United States v. Manuel Sidan-Azzam

457 F.2d 1309 | 5th Cir. | 1972

Lead Opinion

PER CURIAM:

The key question on this appeal is whether the trial judge, to whom the case was submitted without a jury, was warranted in adducing from the circumstantial evidence inferences which excluded every reasonable hypothesis of innocence. Holding that the trial judge could reasonably so conclude, we affirm the conviction of the defendant on all counts charging him with violation of the narcotics laws of the United States. Title 21 U.S.C. §§ 173, 174; Title 26 U.S.C. § 4704(a); and Title 26 U.S.C. § 4705(a).

We recognize the well established rule that where the evidence relied on to sustain a verdict is circumstantial, it must be such that the trier of fact could reasonably find that the evidence excludes every reasonable hypothesis, except that of guilt. Surrett v. United States, 421 F.2d 403 (5th Cir. 1970); Riggs v. United States, 280 F.2d 949 (5th Cir. 1960). This test is not simply whether in our opinion the evidence excludes every reasonable hypothesis of innocence, but rather whether the trier of fact might reasonably so conclude. United States v. McGlamory, 441 F.2d 130 (5th Cir. 1971); Harper v. United States, 405 F.2d 185 (5th Cir. 1969); Roberts v. United States, 416 F.2d 1216 (5th Cir. 1969); Odom v. United States, 377 F.2d 853 (5th Cir. 1967); Williamson v. United States, 365 F.2d 12 (5th Cir. 1966); Rua v. United States, 321 F.2d 140 (5th Cir. 1963); and Vick v. United States, 216 F.2d 228 (5th Cir. 1954).
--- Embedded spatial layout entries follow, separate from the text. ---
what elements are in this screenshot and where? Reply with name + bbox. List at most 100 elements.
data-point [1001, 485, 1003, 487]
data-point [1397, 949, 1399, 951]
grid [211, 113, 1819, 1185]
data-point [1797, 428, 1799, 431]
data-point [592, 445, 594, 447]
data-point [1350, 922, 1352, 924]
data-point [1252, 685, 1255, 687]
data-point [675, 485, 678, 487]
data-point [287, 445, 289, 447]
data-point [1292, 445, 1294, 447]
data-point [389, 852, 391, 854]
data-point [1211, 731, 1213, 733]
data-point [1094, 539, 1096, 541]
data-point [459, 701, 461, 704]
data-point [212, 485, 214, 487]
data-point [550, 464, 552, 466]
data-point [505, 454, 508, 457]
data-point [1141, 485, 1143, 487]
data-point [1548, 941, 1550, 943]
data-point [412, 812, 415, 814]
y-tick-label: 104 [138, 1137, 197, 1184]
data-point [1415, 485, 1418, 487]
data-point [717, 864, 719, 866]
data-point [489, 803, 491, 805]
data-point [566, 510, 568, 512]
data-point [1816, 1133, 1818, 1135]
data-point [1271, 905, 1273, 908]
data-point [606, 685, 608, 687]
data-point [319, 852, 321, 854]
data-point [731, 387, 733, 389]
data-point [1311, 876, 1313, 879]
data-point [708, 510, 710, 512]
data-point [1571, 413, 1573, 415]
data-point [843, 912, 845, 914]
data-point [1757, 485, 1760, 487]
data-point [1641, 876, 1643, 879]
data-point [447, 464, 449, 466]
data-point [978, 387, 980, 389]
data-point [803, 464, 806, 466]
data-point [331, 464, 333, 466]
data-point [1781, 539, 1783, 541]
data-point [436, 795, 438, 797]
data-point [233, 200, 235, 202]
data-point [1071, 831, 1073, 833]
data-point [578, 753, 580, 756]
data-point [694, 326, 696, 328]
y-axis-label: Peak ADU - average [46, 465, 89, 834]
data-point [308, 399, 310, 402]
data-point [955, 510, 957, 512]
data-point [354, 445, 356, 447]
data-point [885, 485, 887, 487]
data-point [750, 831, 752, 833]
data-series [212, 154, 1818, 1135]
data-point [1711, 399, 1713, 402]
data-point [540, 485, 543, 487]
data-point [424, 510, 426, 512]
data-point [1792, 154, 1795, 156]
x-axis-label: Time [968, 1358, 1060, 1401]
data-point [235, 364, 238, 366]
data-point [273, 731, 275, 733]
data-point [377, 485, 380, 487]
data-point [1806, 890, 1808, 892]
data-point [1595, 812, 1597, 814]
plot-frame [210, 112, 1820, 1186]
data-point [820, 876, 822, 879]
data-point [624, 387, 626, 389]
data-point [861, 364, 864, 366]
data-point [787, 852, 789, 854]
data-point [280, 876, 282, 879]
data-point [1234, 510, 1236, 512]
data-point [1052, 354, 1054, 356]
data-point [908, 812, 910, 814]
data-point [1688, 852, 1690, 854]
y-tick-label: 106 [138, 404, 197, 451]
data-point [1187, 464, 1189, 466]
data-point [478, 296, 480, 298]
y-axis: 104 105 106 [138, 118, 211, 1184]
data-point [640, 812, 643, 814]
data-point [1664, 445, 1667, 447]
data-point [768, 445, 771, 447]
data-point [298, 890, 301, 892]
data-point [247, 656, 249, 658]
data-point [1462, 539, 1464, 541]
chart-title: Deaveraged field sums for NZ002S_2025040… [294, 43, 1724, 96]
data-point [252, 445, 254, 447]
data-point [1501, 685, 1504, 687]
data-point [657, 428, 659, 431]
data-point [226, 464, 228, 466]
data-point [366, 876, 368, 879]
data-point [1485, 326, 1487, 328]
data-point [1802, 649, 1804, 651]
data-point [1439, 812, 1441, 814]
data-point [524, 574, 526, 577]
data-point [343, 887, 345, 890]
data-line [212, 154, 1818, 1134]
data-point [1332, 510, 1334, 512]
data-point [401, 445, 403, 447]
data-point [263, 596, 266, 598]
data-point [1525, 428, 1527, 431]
The evidence reveals that on three occasions a codefendant on trial with appellant sold narcotics to a government agent and an informer. On two of these occasions, the appellant was observed just prior to the sale arriving at the co-defendant’s house with a package of some sort and departing shortly after the co-defendant’s return from completing the sale of narcotics. On one of these occasions, monitored telephone conversations revealed that the co-defendant told the prospective purchaser that the “man” had not arrived yet and he had not received the “load” until almost the precise moment that the appellant entered the co-defendant’s house, at which time the prospective purchaser was informed that “the stuff is here” and “the man finally arrived.” It is these telephone conversations, which the trier of fact might reasonably infer could only refer to the appellant, together with the other circumstantial evidence in the case, that distinguishes the case from Panci v. United States, 256 F.2d 308 (5th Cir. 1958) upon which the appellant so heavily relies.

Affirmed.






Rehearing

ON PETITION FOR REHEARING AND PETITION FOR REHEARING EN BANC

The Petition for Rehearing is denied and no member of this panel nor Judge in regular active service on the Court having requested that the Court be polled on rehearing en banc. (Rule 35 Federal Rules of Appellate Procedure; Local Fifth Circuit Rule 12) the Petition for Rehearing En Banc is denied.